バイオバランス®に含まれる乳酸菌は牛の糞にも残り、それが良質な堆肥を養ってくれるのだ。従来は、蓄積した糞を撹拌させることで空気と混ぜて発酵させていたうえ、十分な状態に仕上げるまでに長期間かかっていたが、バイオバランス®を取り入れた牛の糞は、乳酸菌の働きもあって積んでおくだけで勝手に発酵が進むのだという。乳酸菌による発酵は温度が60℃前後までにしか上がらないため、有用な微生物が生きた状態の堆肥が出来上がるのだ。

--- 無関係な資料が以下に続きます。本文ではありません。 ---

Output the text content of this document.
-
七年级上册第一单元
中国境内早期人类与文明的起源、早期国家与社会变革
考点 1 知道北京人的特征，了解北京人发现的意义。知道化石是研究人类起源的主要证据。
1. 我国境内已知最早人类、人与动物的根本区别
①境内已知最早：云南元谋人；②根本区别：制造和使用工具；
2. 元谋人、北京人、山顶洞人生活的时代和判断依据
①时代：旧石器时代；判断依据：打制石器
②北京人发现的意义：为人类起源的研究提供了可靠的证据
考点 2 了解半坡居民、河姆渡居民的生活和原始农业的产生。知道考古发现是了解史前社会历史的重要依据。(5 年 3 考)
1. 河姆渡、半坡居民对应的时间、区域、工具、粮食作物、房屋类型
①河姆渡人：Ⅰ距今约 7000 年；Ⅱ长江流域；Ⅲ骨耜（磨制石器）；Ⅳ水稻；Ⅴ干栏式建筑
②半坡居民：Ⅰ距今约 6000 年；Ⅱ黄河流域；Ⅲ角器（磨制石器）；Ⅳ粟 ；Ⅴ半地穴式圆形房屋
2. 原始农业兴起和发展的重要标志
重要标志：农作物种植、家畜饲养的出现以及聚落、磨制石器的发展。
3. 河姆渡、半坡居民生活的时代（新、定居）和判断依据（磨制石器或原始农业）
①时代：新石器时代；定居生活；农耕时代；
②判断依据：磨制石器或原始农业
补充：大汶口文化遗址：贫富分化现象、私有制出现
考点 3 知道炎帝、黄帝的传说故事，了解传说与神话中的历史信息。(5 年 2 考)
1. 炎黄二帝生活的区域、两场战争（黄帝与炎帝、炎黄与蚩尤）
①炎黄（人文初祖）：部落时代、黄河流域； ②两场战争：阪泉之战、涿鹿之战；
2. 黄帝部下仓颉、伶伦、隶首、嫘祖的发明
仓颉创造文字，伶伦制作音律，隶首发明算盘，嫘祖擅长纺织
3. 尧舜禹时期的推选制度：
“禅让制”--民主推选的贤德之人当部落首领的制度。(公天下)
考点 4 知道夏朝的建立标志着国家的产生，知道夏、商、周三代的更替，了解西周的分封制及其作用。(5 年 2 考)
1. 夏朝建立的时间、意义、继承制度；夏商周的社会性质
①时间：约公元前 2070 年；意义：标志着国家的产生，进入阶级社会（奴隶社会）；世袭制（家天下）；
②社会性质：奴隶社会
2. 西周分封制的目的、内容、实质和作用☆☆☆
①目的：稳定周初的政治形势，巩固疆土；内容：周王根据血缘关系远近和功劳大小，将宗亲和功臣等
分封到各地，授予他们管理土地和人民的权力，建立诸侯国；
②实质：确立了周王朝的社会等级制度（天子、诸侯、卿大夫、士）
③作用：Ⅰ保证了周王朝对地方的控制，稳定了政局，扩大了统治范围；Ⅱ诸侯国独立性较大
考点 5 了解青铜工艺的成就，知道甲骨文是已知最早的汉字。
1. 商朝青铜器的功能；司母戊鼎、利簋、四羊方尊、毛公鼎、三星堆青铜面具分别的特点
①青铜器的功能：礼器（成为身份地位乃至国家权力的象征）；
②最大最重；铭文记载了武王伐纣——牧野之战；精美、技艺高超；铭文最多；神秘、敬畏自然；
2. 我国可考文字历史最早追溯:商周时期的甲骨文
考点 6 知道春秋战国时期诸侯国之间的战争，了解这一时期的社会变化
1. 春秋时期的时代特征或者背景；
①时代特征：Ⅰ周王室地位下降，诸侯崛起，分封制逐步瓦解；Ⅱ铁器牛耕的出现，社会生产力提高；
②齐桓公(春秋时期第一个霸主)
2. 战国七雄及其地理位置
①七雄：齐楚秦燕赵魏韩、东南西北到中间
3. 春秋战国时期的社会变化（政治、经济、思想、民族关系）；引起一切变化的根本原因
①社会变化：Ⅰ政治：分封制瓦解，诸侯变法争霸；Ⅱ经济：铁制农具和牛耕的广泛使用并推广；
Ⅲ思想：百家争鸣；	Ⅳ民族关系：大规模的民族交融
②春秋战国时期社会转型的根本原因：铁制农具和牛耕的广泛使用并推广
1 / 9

堆肥は産業廃棄物扱いとなるため、状態が悪く処理できない堆肥はお金をかけて捨てるケースが多いそうで、畜産農家にとってそのメリットは決して小さくはない。
石井さんは今後、このバイオバランス®の堆肥を葉山周辺で野菜を育てている農家に積極的に普及させていきたいと考えている。
「よい環境で牛を育てることが、周辺でよい野菜を育てることにも繋がる。将来的には、バイオバランス®を軸に、牛舎と農場、そして直売所とレストランまで一体となった観光施設を葉山に作るのが夢なんです」と石井さんが語ってくれた。
内藤さんが開発し、石井さんら多くの生産者からの共感を集めているこのバイオバランス®。現在の畜産業と農業が抱える課題を解決し、持続可能な産業に変革させていく大きな切り札に成り得るかもしれない。